Disney Kingdoms: Seekers of the Weird #5 #5

With the world threatened to fall under the sway of the sinister Despoina, her Shadow Society and the pending arrival of the Reaper King, writer Brandon Seifert and artist Karl Moline give readers "Disney Kingdoms: Seekers of the Weird" #5, the final chapter of this series. For those late to the party, Seifert provides a recap in the opening pair of pages through the words of Roland Keep, uncle of the series' main protagonists, Maxwell and Melody.

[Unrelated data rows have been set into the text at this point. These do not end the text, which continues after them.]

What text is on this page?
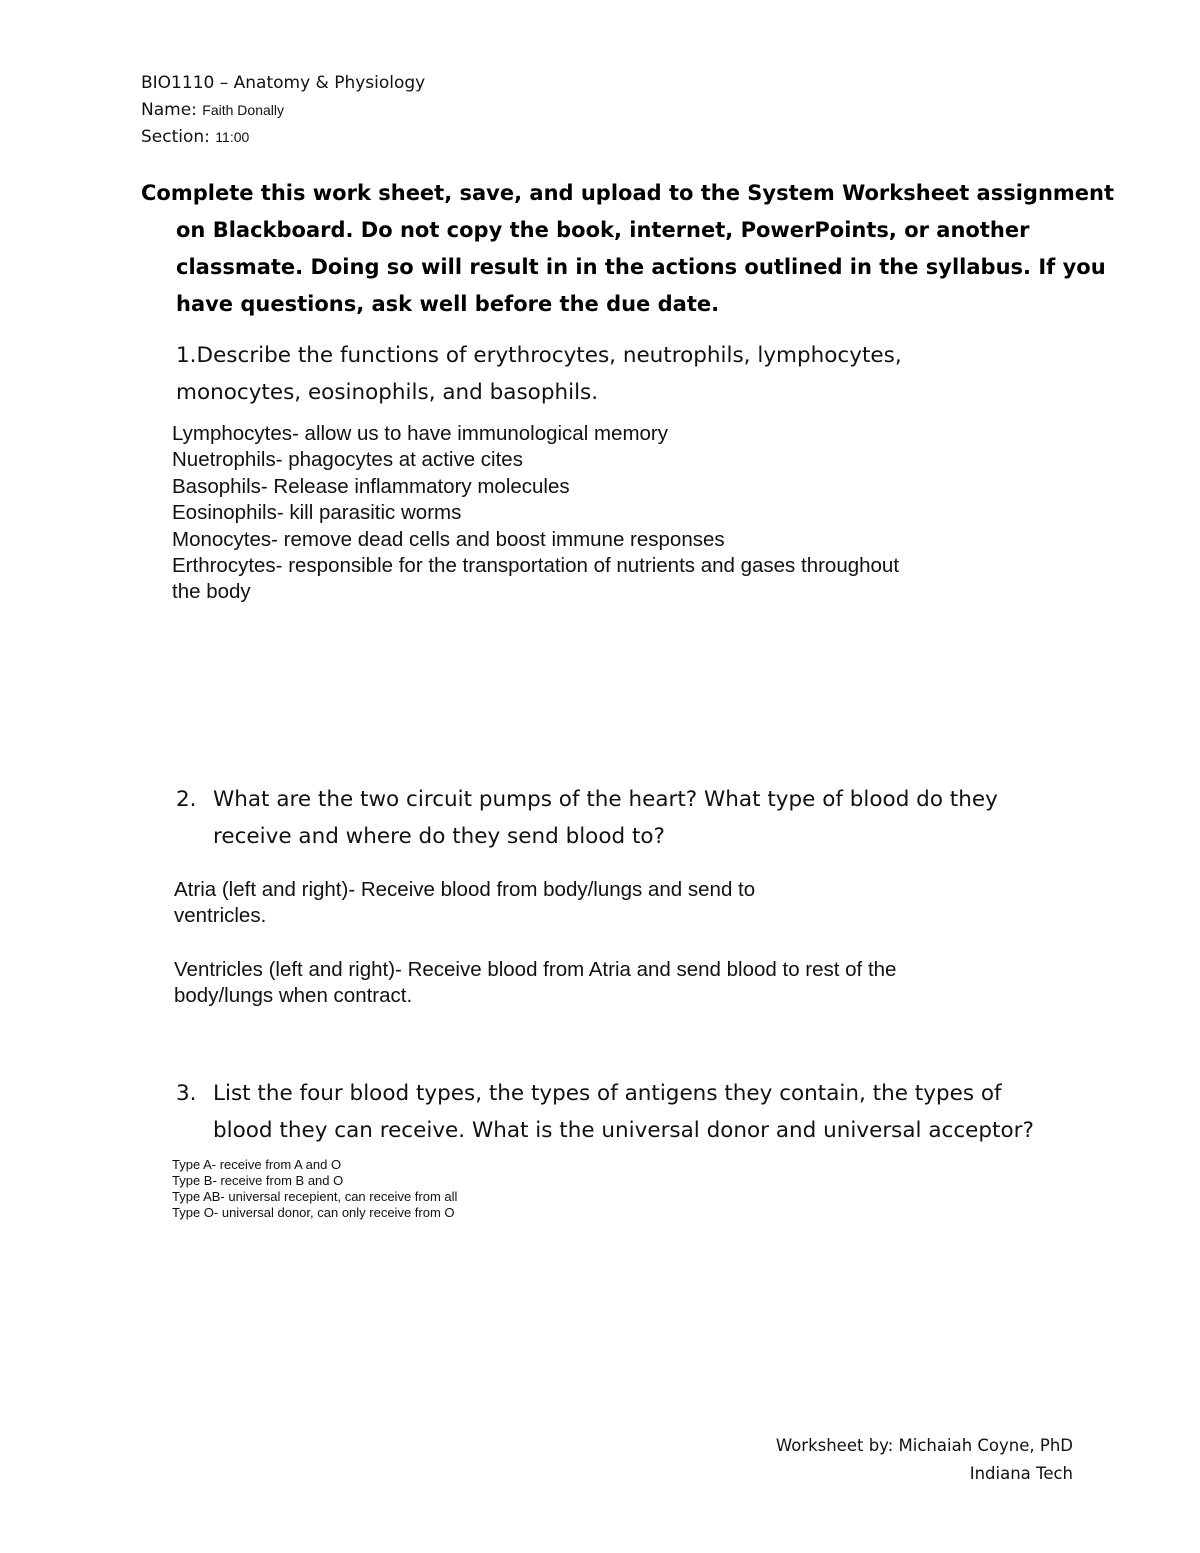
BIO1110 – Anatomy & Physiology
Name: Faith Donally
Section: 11:00
Complete this work sheet, save, and upload to the System Worksheet assignment
on Blackboard. Do not copy the book, internet, PowerPoints, or another
classmate. Doing so will result in in the actions outlined in the syllabus. If you
have questions, ask well before the due date.
1.Describe the functions of erythrocytes, neutrophils, lymphocytes,
monocytes, eosinophils, and basophils.
Lymphocytes- allow us to have immunological memory
Nuetrophils- phagocytes at active cites
Basophils- Release inflammatory molecules
Eosinophils- kill parasitic worms
Monocytes- remove dead cells and boost immune responses
Erthrocytes- responsible for the transportation of nutrients and gases throughout
the body
2. What are the two circuit pumps of the heart? What type of blood do they
receive and where do they send blood to?
Atria (left and right)- Receive blood from body/lungs and send to
ventricles.
Ventricles (left and right)- Receive blood from Atria and send blood to rest of the
body/lungs when contract.
3. List the four blood types, the types of antigens they contain, the types of
blood they can receive. What is the universal donor and universal acceptor?
Type A- receive from A and O
Type B- receive from B and O
Type AB- universal recepient, can receive from all
Type O- universal donor, can only receive from O
Worksheet by: Michaiah Coyne, PhD
Indiana Tech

Seifert writes the Keep family in a slightly more hip way than the families found on the made-for-Disney Channel movies. While none of the characters are overly developed, it's not hard to imagine Johnny Depp plugged into Roland's role, bringing his charisma and charm that made his run as Jack Sparrow so well received. The story that Seifert plugs the Keeps into is a run of the mill, "Stop the villain by securing this artifact" story. The writer manages to craft enough wrinkles to keep it entertaining, but given this is the closing chapter of a Disney adventure, it's a surefire lock that good will prevail. The methods and artifacts utilized along the way make the prevailing moment fun to achieve. Seifert leaves enough open subplots and unfinished thoughts to set up an eventual return to the "Seekers of Weird" and the Keep family Museum of the Weird.

Karl Moline and inker Rick Magyar pack a lot of detail into this comic, from the rows of shark teeth in the unicorn's mouth to the grand hall in the Museum of the Weird. There are a few pages where Moline pulls the camera back to show the Museum's splendor and glory for nice story choices that define the scale of the conflict raging for the Coffin Clock. The characters in the tale are animated and charming, but the Reaper King's first full appearance strikes me as a twisted, dark version of the Kool-Aid Man. Other panels redeem the spookiness inherent in the character, but that first glance is just a little too goofy, even for a Disney comic. Letterer Joe Caramagna does a nice job throughout the issue, preserving action and enhancing the story. The sound effects are solid throughout, with the Coffin Clock's chimes filling the halls of the museum. Caramagna takes readers a little deeper into the Museum of the Weird by giving readers a different font for the location identifiers. It's a subtle switch-up from standard issue superhero tales, but an effective one.

Disney designer Rolly Crump's Museum of the Weird is given room to grow in this series, but this final issue feels more like a Disney movie than an intended theme park attraction. While I doubt we'll be seeing a Seven Dwarfs Mine Train Ride comic any time soon, the "Disney Kingdoms" brand does provide hope and potential for more entertaining stories about ideas spawned from the happiest place on Earth and its Imagineers. "Seekers of the Weird" #5 takes one of those ideas just far enough to set it up as a springboard to other media while opening the door for more ideas to follow suit.